Thursday, April 17, 2014

You have just completed your what?

You have spent months, if not years, researching, writing, designing and editing your book. It is now finished and ready for sale.


Now what?

You undoubtedly want your book sold and in the hands of readers. You want it distributed through retail channels, online outlets and other avenues that sell books.

Many options exist to distribute your book through these diverse channels. Each offers its own advantages and disadvantages and understanding and choosing the correct one for your particular needs can be overwhelming. 

Traditionally, books have used a distribution channel consisting of book distributors and wholesalers.

Book distributors actively sell books to bookstores, retailers, libraries and online stores, usually from a catalog. Personal sales calls and visits can also occur as long standing relationships typically exist between a distributor and retail outlets. Distributors offer a full range of services to stimulate demand and sell books through the distribution channel.

Book wholesalers make books available to retailers but do not typically engage in actively selling books to the retail market. They process orders and ship books but do not generally create demand for books. They do not offer the full range of services that distributors provide. Publishers and authors still have to pitch, market and sell books to book retailers. But wholesalers might offer a relatively inexpensive method compared to distributors to have books made available to a multitude of potential buyers.

With the growth of self published authors has come a viable alternative method for authors to reach potential book buyers…directly online. Social media and single focused book sites offer book reviews and relevant articles and the opportunity to sell directly to readers. For example, allows authors and readers the opportunity to “meet,” sell and buy without having to go through distributors or wholesalers.
And, should authors choose to sell books from personal websites, companies such as NetPublications’ NetSource distribution service can establish a shopping cart connection allowing the fulfillment of orders and processing of payments placed via authors’ websites.  

Each of these methods offer a unique value proposition and each must be thoroughly considered and evaluated to understand which offers the best distribution route, and value, for an individual’s particular situation.

But, ultimately, they all allow authors the opportunity to put their books in front of an audience of potential buyers after the solitary time spent writing and completing their books.

Thursday, April 3, 2014

Your books cannot earn revenue if your books are not in print.

Over the years, museums, historical societies and cultural sites have published town histories, event books, documents, journals, meeting records and cookbooks.

While these printed books and documents serve to preserve history and to offer insight into past lives and events, they also represent an opportunity to create needed revenue for these institutions.

Now, however, many of these publications are either out-of-print or exist in very low quantities.
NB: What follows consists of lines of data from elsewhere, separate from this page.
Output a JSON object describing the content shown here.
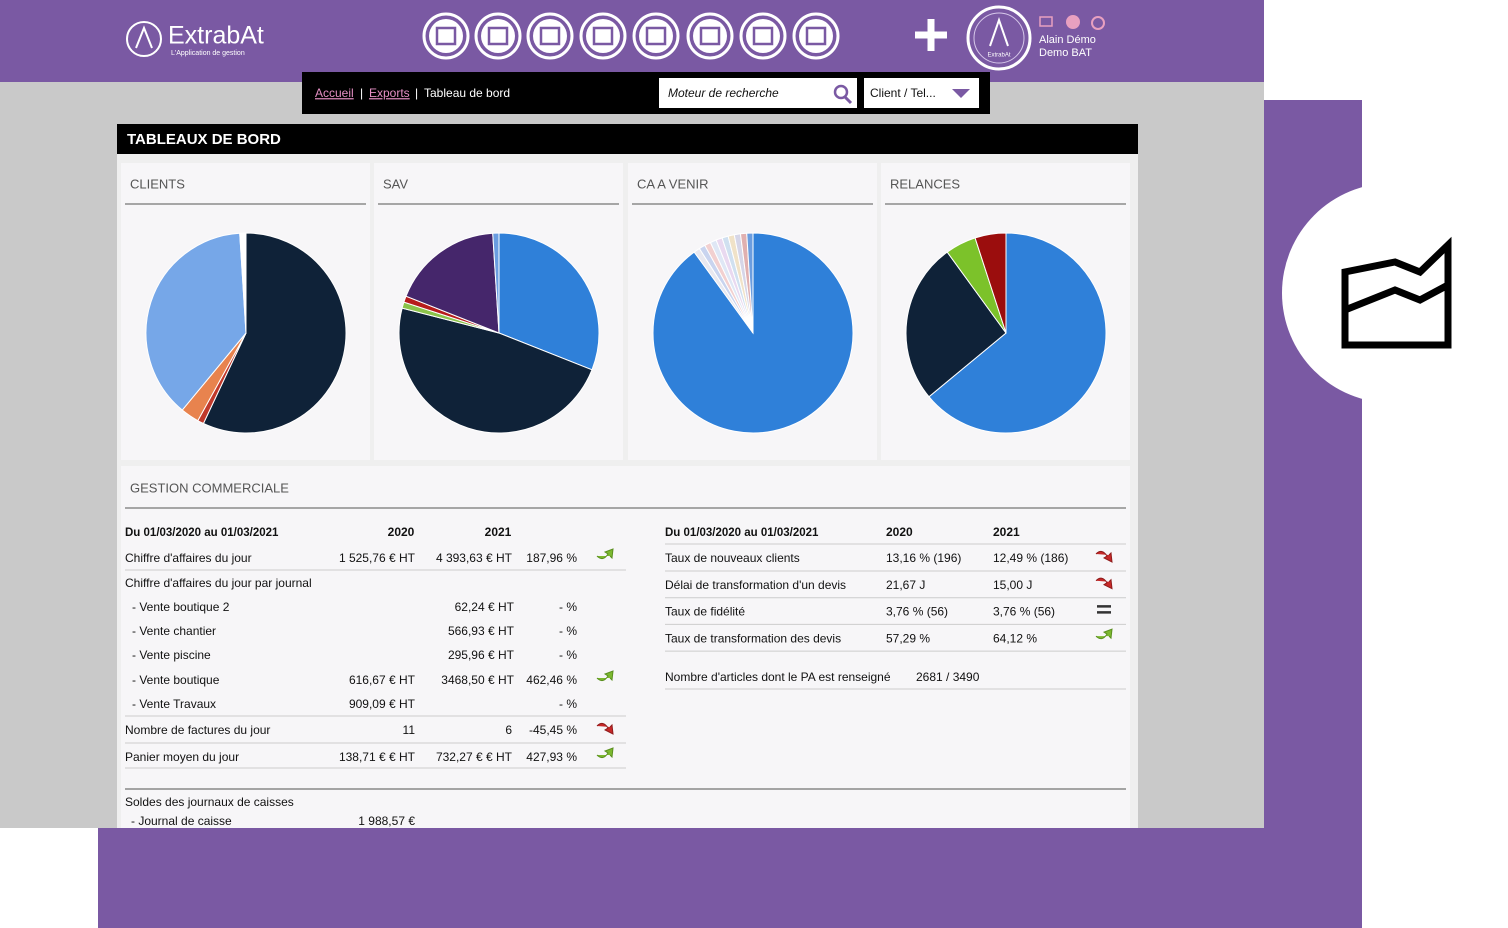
{
  "header": {
    "logo": "ExtrabAt",
    "tagline": "L'Application de gestion",
    "badge": "ExtrabAt",
    "user_name": "Alain Démo",
    "company": "Demo BAT"
  },
  "breadcrumb": [
    "Accueil",
    "Exports",
    "Tableau de bord"
  ],
  "search": {
    "placeholder": "Moteur de recherche",
    "select": "Client / Tel..."
  },
  "title": "TABLEAUX DE BORD",
  "panels": [
    {
      "title": "CLIENTS",
      "slices": [
        {
          "value": 57,
          "color": "#0f2238"
        },
        {
          "value": 1,
          "color": "#c0392b"
        },
        {
          "value": 3,
          "color": "#e8834e"
        },
        {
          "value": 38,
          "color": "#76a7e8"
        },
        {
          "value": 1,
          "color": "#ffffff"
        }
      ]
    },
    {
      "title": "SAV",
      "slices": [
        {
          "value": 31,
          "color": "#2f80d9"
        },
        {
          "value": 48,
          "color": "#0f2238"
        },
        {
          "value": 1,
          "color": "#8bc34a"
        },
        {
          "value": 1,
          "color": "#b71c1c"
        },
        {
          "value": 18,
          "color": "#45266b"
        },
        {
          "value": 1,
          "color": "#6a9de0"
        }
      ]
    },
    {
      "title": "CA A VENIR",
      "slices": [
        {
          "value": 90,
          "color": "#2f80d9"
        },
        {
          "value": 1,
          "color": "#e8e8f0"
        },
        {
          "value": 1,
          "color": "#c9d4ef"
        },
        {
          "value": 1,
          "color": "#f2d0d0"
        },
        {
          "value": 1,
          "color": "#dfe7f5"
        },
        {
          "value": 1,
          "color": "#e9d9f0"
        },
        {
          "value": 1,
          "color": "#d0e0f0"
        },
        {
          "value": 1,
          "color": "#f0e2c8"
        },
        {
          "value": 1,
          "color": "#d6d6e8"
        },
        {
          "value": 1,
          "color": "#e0b0b0"
        },
        {
          "value": 1,
          "color": "#6a9de0"
        }
      ]
    },
    {
      "title": "RELANCES",
      "slices": [
        {
          "value": 64,
          "color": "#2f80d9"
        },
        {
          "value": 26,
          "color": "#0f2238"
        },
        {
          "value": 5,
          "color": "#7cc22a"
        },
        {
          "value": 5,
          "color": "#9b0d0d"
        }
      ]
    }
  ],
  "commercial": {
    "title": "GESTION COMMERCIALE",
    "left": {
      "header": [
        "Du 01/03/2020 au 01/03/2021",
        "2020",
        "2021"
      ],
      "rows": [
        {
          "label": "Chiffre d'affaires du jour",
          "y2020": "1 525,76 € HT",
          "y2021": "4 393,63 € HT",
          "change": "187,96 %",
          "trend": "up"
        },
        {
          "label": "Chiffre d'affaires du jour par journal"
        },
        {
          "label": "- Vente boutique 2",
          "y2021": "62,24 € HT",
          "change": "- %"
        },
        {
          "label": "- Vente chantier",
          "y2021": "566,93 € HT",
          "change": "- %"
        },
        {
          "label": "- Vente piscine",
          "y2021": "295,96 € HT",
          "change": "- %"
        },
        {
          "label": "- Vente boutique",
          "y2020": "616,67 € HT",
          "y2021": "3468,50 € HT",
          "change": "462,46 %",
          "trend": "up"
        },
        {
          "label": "- Vente Travaux",
          "y2020": "909,09 € HT",
          "change": "- %"
        },
        {
          "label": "Nombre de factures du jour",
          "y2020": "11",
          "y2021": "6",
          "change": "-45,45 %",
          "trend": "down"
        },
        {
          "label": "Panier moyen du jour",
          "y2020": "138,71 € € HT",
          "y2021": "732,27 € € HT",
          "change": "427,93 %",
          "trend": "up"
        }
      ]
    },
    "right": {
      "header": [
        "Du 01/03/2020 au 01/03/2021",
        "2020",
        "2021"
      ],
      "rows": [
        {
          "label": "Taux de nouveaux clients",
          "y2020": "13,16 % (196)",
          "y2021": "12,49 % (186)",
          "trend": "down"
        },
        {
          "label": "Délai de transformation d'un devis",
          "y2020": "21,67 J",
          "y2021": "15,00 J",
          "trend": "down"
        },
        {
          "label": "Taux de fidélité",
          "y2020": "3,76 % (56)",
          "y2021": "3,76 % (56)",
          "trend": "equal"
        },
        {
          "label": "Taux de transformation des devis",
          "y2020": "57,29 %",
          "y2021": "64,12 %",
          "trend": "up"
        }
      ],
      "articles": {
        "label": "Nombre d'articles dont le PA est renseigné",
        "value": "2681 / 3490"
      }
    },
    "cash": {
      "title": "Soldes des journaux de caisses",
      "label": "- Journal de caisse",
      "value": "1 988,57 €"
    }
  }
}
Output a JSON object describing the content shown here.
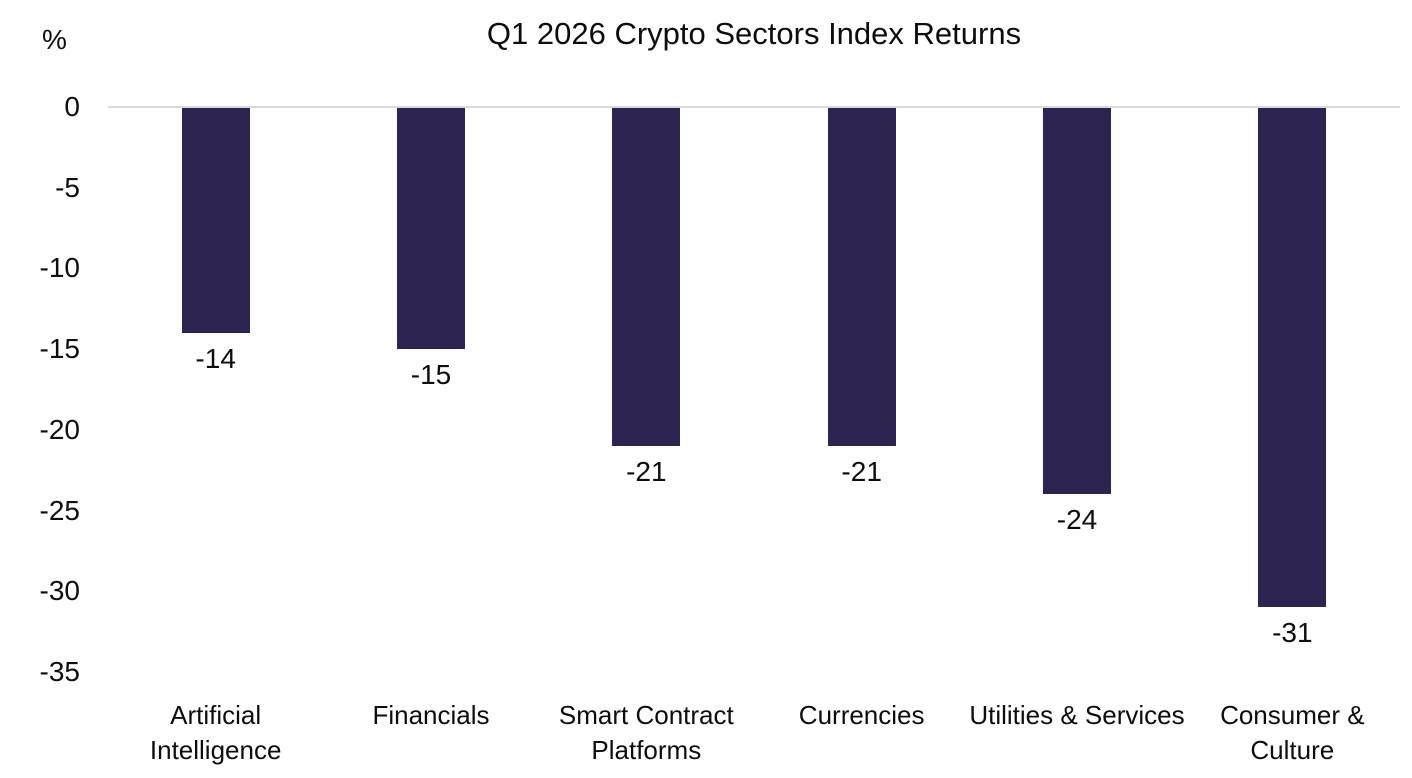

And, if these books are not in print, they are not available for sale.

Today’s printing technology allows for these “old” and treasured books to be reprinted quickly and easily while permitting the printing of books for the very first time.

Digital printing provides the ability to scan pages of previously printed works and put them into digital image formats. A case in point was the reprinting of a book that was out-of-print for over fifteen years and has now resulted in sales of $1500 a year for one historical society.

Real-life nostalgia articles on "how it was back then" can be reformatted as books. Fragile and fading original documents can be preserved and protected, and their reprints utilized for museum and store displays or sold on-site at the gift shop or at special events. Books and documents can be printed as needed, in small quantities, ordered online with excess inventories stored and fulfilled by an outside vendor.  

Museums, historical societies and cultural sites can take the first step to uncovering overlooked and potentially valuable documents by conducting a thorough inventory of their books and documents to identify those that will be in demand and capable of generating additional revenue.

Summer and the tourist season are upon us. Now is the time to start preparing to generate revenue from books and documents that can easily and quickly be reprinted.